The most important annual Catalan celebration is La Merçè. And since 1871 La Fiesta de la Virgen Merçè has held parties in Placa Reial each year on 24th of September. It is a festival of live music, fireworks and gegants i capgrossos (stilted-people with giant papier-mâché heads that parade the streets).
Regardless of whether you are in Barcelona during September, every Saturday the plaza hosts a free open-air musical concert at 12noon. And on Sunday mornings, between 10am and 2.30pm stamp and coin collections from around the world are bought and sold.
As soon as this is finished, an impromptu flea market run by local elderly people takes place. Although, be wary of your belongings as pick-pockets love all markets!
Nightlife on Placa Reial
The Plaza is more famous nowadays for its nightlife as there are a variety of clubs each catering to different tastes in music and entertainment. Be sure to check out the “secret” Pipa Club (pipe smoking club). Hidden away up an innocuous stairwell the club opens at 11pm and serves drinks with a view of the square up until 5 or 6am. Prices for drinks range from around €3 for a beer and €5 for mixed drinks.
The most popular, are Sidecar, Factory Club and Karma. They are both fun nights out and are frequented by foreigners and locals all year round. Entrance typically varies from €5-15 depending on the entertainment.
Sala Tarantos and Sala Jamboree are connected internally, both offering particular styles of music. During the week, Jamboree focuses on jazz, where Tarantos targets flamenco, dancing and music. Live shows are performed daily, in easily-accessible shortened formats. With prices starting at €5 they are a brilliant way to experience the passion and style of Latin culture first-hand. At the weekend Jamboree becomes more of a touristic hot-spot, musically moving into more commercial genres like dance and R’n’B. And during the summer nights, the square is bursting with enticement and buzzing with people from all over the world.
Living near Placa Reial
If you’re staying in Barcelona, living near this famous square is ideal as the scene is tranquil and the location is central to everything, being in the heart of the city. Not forgetting its stunning view of beautiful long palm trees, magnificent architecture that dates back to the 19th century and the buzzing atmosphere, all year round. There are many apartments available which are close to the square and La Rambla in general. Make sure to visit Placa Reial and book your accommodation in advance!

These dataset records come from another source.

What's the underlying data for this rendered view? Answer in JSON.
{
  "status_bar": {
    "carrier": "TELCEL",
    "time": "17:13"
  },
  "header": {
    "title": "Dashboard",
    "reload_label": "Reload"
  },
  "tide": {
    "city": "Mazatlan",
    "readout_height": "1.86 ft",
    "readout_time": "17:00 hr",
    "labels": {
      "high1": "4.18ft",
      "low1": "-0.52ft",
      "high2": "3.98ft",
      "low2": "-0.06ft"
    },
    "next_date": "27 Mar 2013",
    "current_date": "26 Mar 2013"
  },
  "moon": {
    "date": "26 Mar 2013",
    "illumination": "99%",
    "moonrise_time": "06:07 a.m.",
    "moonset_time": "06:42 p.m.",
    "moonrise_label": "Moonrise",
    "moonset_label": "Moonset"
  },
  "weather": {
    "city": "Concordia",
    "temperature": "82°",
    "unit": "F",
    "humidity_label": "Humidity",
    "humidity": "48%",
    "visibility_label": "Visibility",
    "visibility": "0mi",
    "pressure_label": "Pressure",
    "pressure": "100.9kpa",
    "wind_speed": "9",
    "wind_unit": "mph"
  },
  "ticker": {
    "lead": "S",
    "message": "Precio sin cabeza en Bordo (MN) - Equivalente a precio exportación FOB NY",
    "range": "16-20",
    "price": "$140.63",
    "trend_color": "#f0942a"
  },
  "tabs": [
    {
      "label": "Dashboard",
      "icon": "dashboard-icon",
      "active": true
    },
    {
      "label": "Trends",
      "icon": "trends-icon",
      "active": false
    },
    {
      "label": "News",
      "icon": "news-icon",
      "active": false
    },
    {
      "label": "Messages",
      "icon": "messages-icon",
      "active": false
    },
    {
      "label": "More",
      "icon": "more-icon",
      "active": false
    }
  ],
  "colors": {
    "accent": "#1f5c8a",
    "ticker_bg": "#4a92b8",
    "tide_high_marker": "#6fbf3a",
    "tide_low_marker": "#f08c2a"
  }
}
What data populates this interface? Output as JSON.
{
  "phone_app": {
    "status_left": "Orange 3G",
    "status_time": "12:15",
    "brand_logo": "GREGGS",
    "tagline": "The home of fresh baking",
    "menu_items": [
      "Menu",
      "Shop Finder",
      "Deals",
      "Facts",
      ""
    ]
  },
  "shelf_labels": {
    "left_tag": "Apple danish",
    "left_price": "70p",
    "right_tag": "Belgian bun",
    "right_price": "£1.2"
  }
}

- Address: Plaça Reial, 1 08002 Barcelona, Spain
- Transport: Metro: metro Liceu or Drassanes | Buses: bus 14, 59, 91 | Walking: Follow Las Ramblas down towards the sea as far as La Rambla dels Caputxins, then after Teatre del Liceu and on the opposite side of the street take Carrer de Colom, which leads into the square.
- Insider tip: Sometimes tourists get confused with Placa Reial and the similarily named Placa del Rei. If anybody gives you directions including any of the two, double check and ask again which of the plazas they are referring to.